The first is comparison between classical and modern architecture and more specifically, a comparison between Le Corbusier thinking and design theories and Palladio.

This essay beings with a quote from Christopher Wren
"There are only two beautiful positions of straight lines, perpendicular 
and horizontal; this is from Nature and consequently necessity, no other than 
upright being firm."
A nice start to a text that was about to dissect mathematical influences from the two architects.

"La Tourette" is a run down of the La Tourette aesthetics, features and form and where I now refer to the earlier paragraph in this post about suspicion in reading texts.
Rowe manages to miss and mislabel some of the aspects of La Tourette and one can't help wonder why.
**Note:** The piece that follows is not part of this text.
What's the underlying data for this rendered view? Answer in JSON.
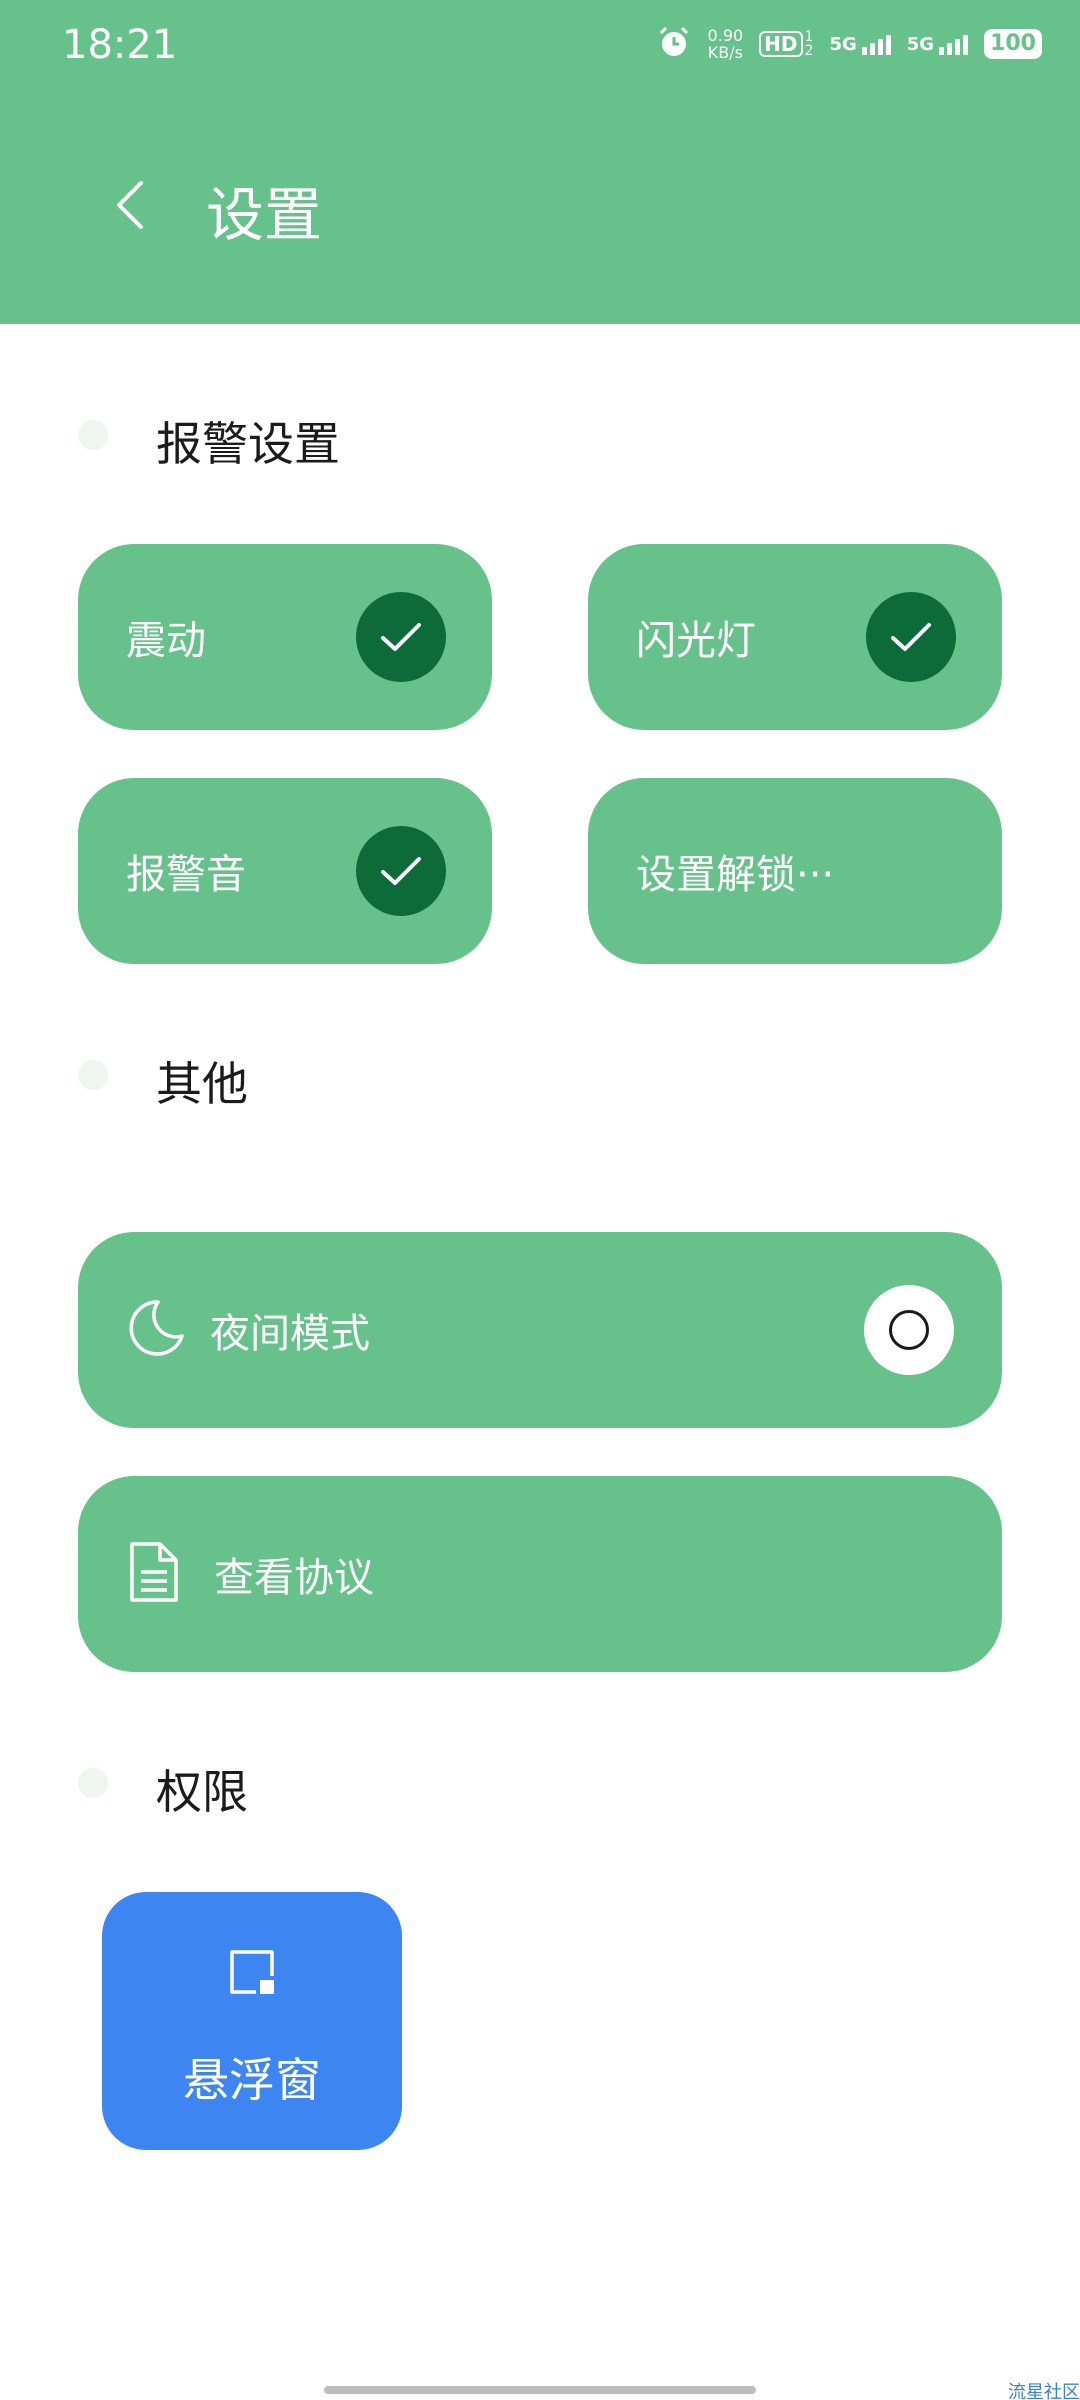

Surely if some glaringly obvious things are not brought up for discussion then how can you possibility take the text as a serious critique of a building if it simply ignores or is ignorant of this. This is certainly no ode to Le Corbusier but possibly more of a revolutionary text to defy the thinking of the time "Form follows function". However, I do like the confidence in Rowe's writing and the fluid language is certainly a breath of fresh air in comparison to the other texts we've been reading.

Space (or something like that)

At first when I read Lefebvre, this is what I hear... (Well the first 2 and half mins anyway). A lot of words and not really saying a lot.
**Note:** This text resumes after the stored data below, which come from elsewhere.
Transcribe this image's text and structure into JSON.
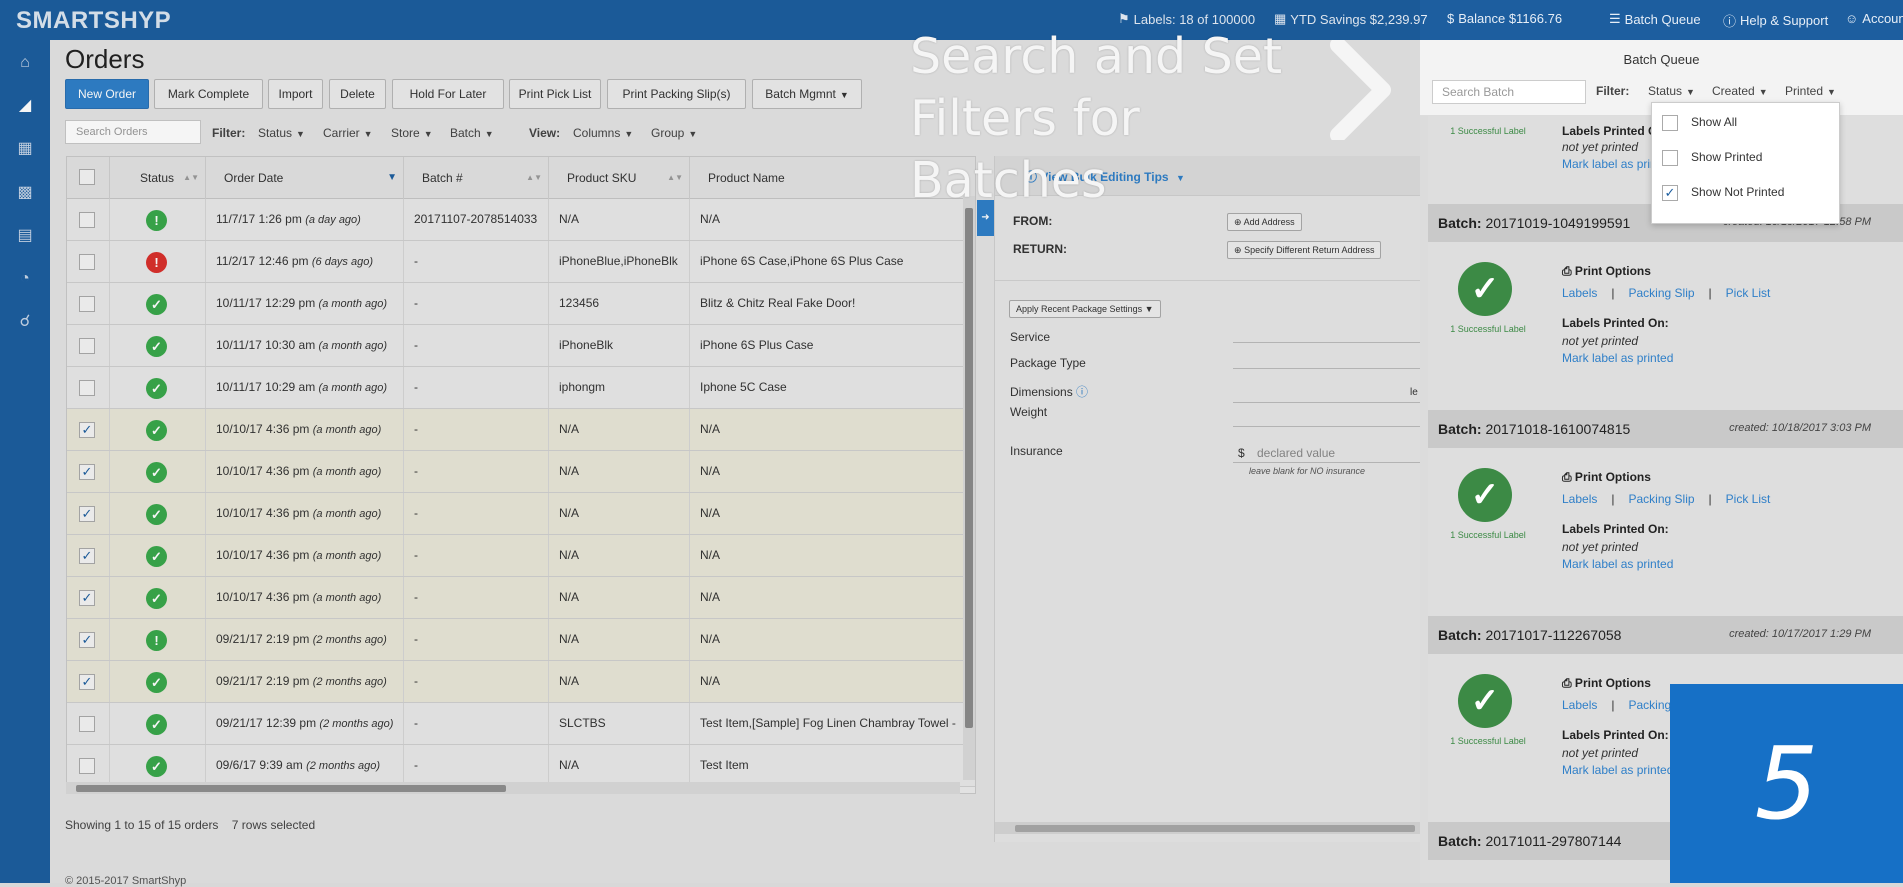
{
  "topbar": {
    "logo": "SMARTSHYP",
    "labels": "Labels: 18 of 100000",
    "ytd": "YTD Savings $2,239.97",
    "balance": "Balance $1166.76",
    "batch_queue": "Batch Queue",
    "help": "Help & Support",
    "account": "Account"
  },
  "page": {
    "title": "Orders"
  },
  "toolbar": {
    "new_order": "New Order",
    "mark_complete": "Mark Complete",
    "import": "Import",
    "delete": "Delete",
    "hold": "Hold For Later",
    "pick_list": "Print Pick List",
    "packing_slip": "Print Packing Slip(s)",
    "batch_mgmt": "Batch Mgmnt"
  },
  "filters": {
    "search_placeholder": "Search Orders",
    "filter_label": "Filter:",
    "status": "Status",
    "carrier": "Carrier",
    "store": "Store",
    "batch": "Batch",
    "view_label": "View:",
    "columns": "Columns",
    "group": "Group"
  },
  "grid": {
    "columns": [
      "Status",
      "Order Date",
      "Batch #",
      "Product SKU",
      "Product Name"
    ],
    "rows": [
      {
        "checked": false,
        "status": "warn",
        "date": "11/7/17 1:26 pm",
        "rel": "(a day ago)",
        "batch": "20171107-2078514033",
        "sku": "N/A",
        "name": "N/A"
      },
      {
        "checked": false,
        "status": "err",
        "date": "11/2/17 12:46 pm",
        "rel": "(6 days ago)",
        "batch": "-",
        "sku": "iPhoneBlue,iPhoneBlk",
        "name": "iPhone 6S Case,iPhone 6S Plus Case"
      },
      {
        "checked": false,
        "status": "ok",
        "date": "10/11/17 12:29 pm",
        "rel": "(a month ago)",
        "batch": "-",
        "sku": "123456",
        "name": "Blitz & Chitz Real Fake Door!"
      },
      {
        "checked": false,
        "status": "ok",
        "date": "10/11/17 10:30 am",
        "rel": "(a month ago)",
        "batch": "-",
        "sku": "iPhoneBlk",
        "name": "iPhone 6S Plus Case"
      },
      {
        "checked": false,
        "status": "ok",
        "date": "10/11/17 10:29 am",
        "rel": "(a month ago)",
        "batch": "-",
        "sku": "iphongm",
        "name": "Iphone 5C Case"
      },
      {
        "checked": true,
        "status": "ok",
        "date": "10/10/17 4:36 pm",
        "rel": "(a month ago)",
        "batch": "-",
        "sku": "N/A",
        "name": "N/A"
      },
      {
        "checked": true,
        "status": "ok",
        "date": "10/10/17 4:36 pm",
        "rel": "(a month ago)",
        "batch": "-",
        "sku": "N/A",
        "name": "N/A"
      },
      {
        "checked": true,
        "status": "ok",
        "date": "10/10/17 4:36 pm",
        "rel": "(a month ago)",
        "batch": "-",
        "sku": "N/A",
        "name": "N/A"
      },
      {
        "checked": true,
        "status": "ok",
        "date": "10/10/17 4:36 pm",
        "rel": "(a month ago)",
        "batch": "-",
        "sku": "N/A",
        "name": "N/A"
      },
      {
        "checked": true,
        "status": "ok",
        "date": "10/10/17 4:36 pm",
        "rel": "(a month ago)",
        "batch": "-",
        "sku": "N/A",
        "name": "N/A"
      },
      {
        "checked": true,
        "status": "warn",
        "date": "09/21/17 2:19 pm",
        "rel": "(2 months ago)",
        "batch": "-",
        "sku": "N/A",
        "name": "N/A"
      },
      {
        "checked": true,
        "status": "ok",
        "date": "09/21/17 2:19 pm",
        "rel": "(2 months ago)",
        "batch": "-",
        "sku": "N/A",
        "name": "N/A"
      },
      {
        "checked": false,
        "status": "ok",
        "date": "09/21/17 12:39 pm",
        "rel": "(2 months ago)",
        "batch": "-",
        "sku": "SLCTBS",
        "name": "Test Item,[Sample] Fog Linen Chambray Towel -"
      },
      {
        "checked": false,
        "status": "ok",
        "date": "09/6/17 9:39 am",
        "rel": "(2 months ago)",
        "batch": "-",
        "sku": "N/A",
        "name": "Test Item"
      }
    ],
    "footer": "Showing 1 to 15 of 15 orders",
    "selected": "7 rows selected"
  },
  "editor": {
    "tips": "View Bulk Editing Tips",
    "from": "FROM:",
    "return": "RETURN:",
    "add_address": "Add Address",
    "specify_return": "Specify Different Return Address",
    "recent_pkg": "Apply Recent Package Settings",
    "service": "Service",
    "package_type": "Package Type",
    "dimensions": "Dimensions",
    "weight": "Weight",
    "insurance": "Insurance",
    "dollar": "$",
    "declared_placeholder": "declared value",
    "insurance_hint": "leave blank for NO insurance",
    "dim_suffix": "le"
  },
  "copyright": "© 2015-2017 SmartShyp",
  "overlay": {
    "line1": "Search and Set",
    "line2": "Filters for Batches",
    "step": "5"
  },
  "batch_queue": {
    "title": "Batch Queue",
    "search_placeholder": "Search Batch",
    "filter_label": "Filter:",
    "status": "Status",
    "created": "Created",
    "printed": "Printed",
    "dropdown": [
      {
        "label": "Show All",
        "checked": false
      },
      {
        "label": "Show Printed",
        "checked": false
      },
      {
        "label": "Show Not Printed",
        "checked": true
      }
    ],
    "partial": {
      "success": "1 Successful Label",
      "lpo": "Labels Printed On:",
      "nyp": "not yet printed",
      "mark": "Mark label as printed"
    },
    "batches": [
      {
        "id": "20171019-1049199591",
        "created": "created: 10/19/2017 12:58 PM"
      },
      {
        "id": "20171018-1610074815",
        "created": "created: 10/18/2017 3:03 PM"
      },
      {
        "id": "20171017-112267058",
        "created": "created: 10/17/2017 1:29 PM"
      },
      {
        "id": "20171011-297807144",
        "created": ""
      }
    ],
    "batch_label": "Batch:",
    "print_options": "Print Options",
    "labels_link": "Labels",
    "slip_link": "Packing Slip",
    "pick_link": "Pick List",
    "success": "1 Successful Label",
    "lpo": "Labels Printed On:",
    "nyp": "not yet printed",
    "mark": "Mark label as printed"
  }
}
Eventually after ploughing my way through the text, and further discussion, common themes were letting themselves be known...
WORK, PRODUCTION, LABOUR, WORK VS PRODUCTION, PRODUCTION VS WORK, LABOUR, NATURE and so on.

Though the above may have similar connotations and lumped in the same category, Lebebvre argues differences. Work is described in a creative process, production or product is seen as something less noble, more commercial and mass distribution. Labour is seen as a tedious, repetitive state. Nature is described as something that does not produce (definitely not) but creates.
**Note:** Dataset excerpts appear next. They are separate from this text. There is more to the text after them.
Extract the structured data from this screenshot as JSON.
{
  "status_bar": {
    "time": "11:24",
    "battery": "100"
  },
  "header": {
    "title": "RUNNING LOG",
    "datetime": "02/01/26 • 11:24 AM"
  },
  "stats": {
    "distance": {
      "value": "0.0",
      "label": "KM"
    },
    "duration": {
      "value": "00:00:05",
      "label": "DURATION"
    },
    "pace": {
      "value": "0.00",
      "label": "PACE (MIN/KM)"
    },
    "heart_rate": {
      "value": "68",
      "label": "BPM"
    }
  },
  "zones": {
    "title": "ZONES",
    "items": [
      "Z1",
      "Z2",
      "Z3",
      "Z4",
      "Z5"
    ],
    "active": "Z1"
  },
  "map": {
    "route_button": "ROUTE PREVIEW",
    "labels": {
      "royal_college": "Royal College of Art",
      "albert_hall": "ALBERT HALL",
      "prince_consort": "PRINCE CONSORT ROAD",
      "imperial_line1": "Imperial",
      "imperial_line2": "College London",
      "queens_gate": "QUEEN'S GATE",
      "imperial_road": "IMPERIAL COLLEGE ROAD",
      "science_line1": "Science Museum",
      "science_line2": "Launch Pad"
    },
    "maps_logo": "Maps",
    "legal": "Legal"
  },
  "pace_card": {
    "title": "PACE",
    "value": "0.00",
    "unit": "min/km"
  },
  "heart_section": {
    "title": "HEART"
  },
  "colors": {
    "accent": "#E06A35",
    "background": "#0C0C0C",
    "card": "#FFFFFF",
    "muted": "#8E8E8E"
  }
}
Venice is the example offered up to be a work of all these factors.
"Take Venice, for instance. If we define works as u n i q u e , original
and primordial, as occupying a space yet associated with a particular
time, a time of maturity between rise and decline, then Venice can only be
described as a work"
but then goes on to say that parts of Venice can only be a product through its repetition. I can't help but think, that of a lot of things, whether it a specific city, song, company, photograph etc. They can be described as such and again it leads me to the point made in a previous post that the world can't simply be divided into black and white. Labels that (some) Marxist writers seem so keen to use.

Venice is what can be used to link back to the chapter title, "Social Space". Lefebvre describes the physical space of the city's canal's and streets. The materiality of the stone against the water and social happenings that co-exist in these areas and that these areas where put together for social and political means.

In limited terms I understood what Lefebvre was saying (though it was a constant struggle, was he on a word limit that he had to meet or something?) but I simply don't get why, some of it being so blindingly obvious and others being such sweeping statements.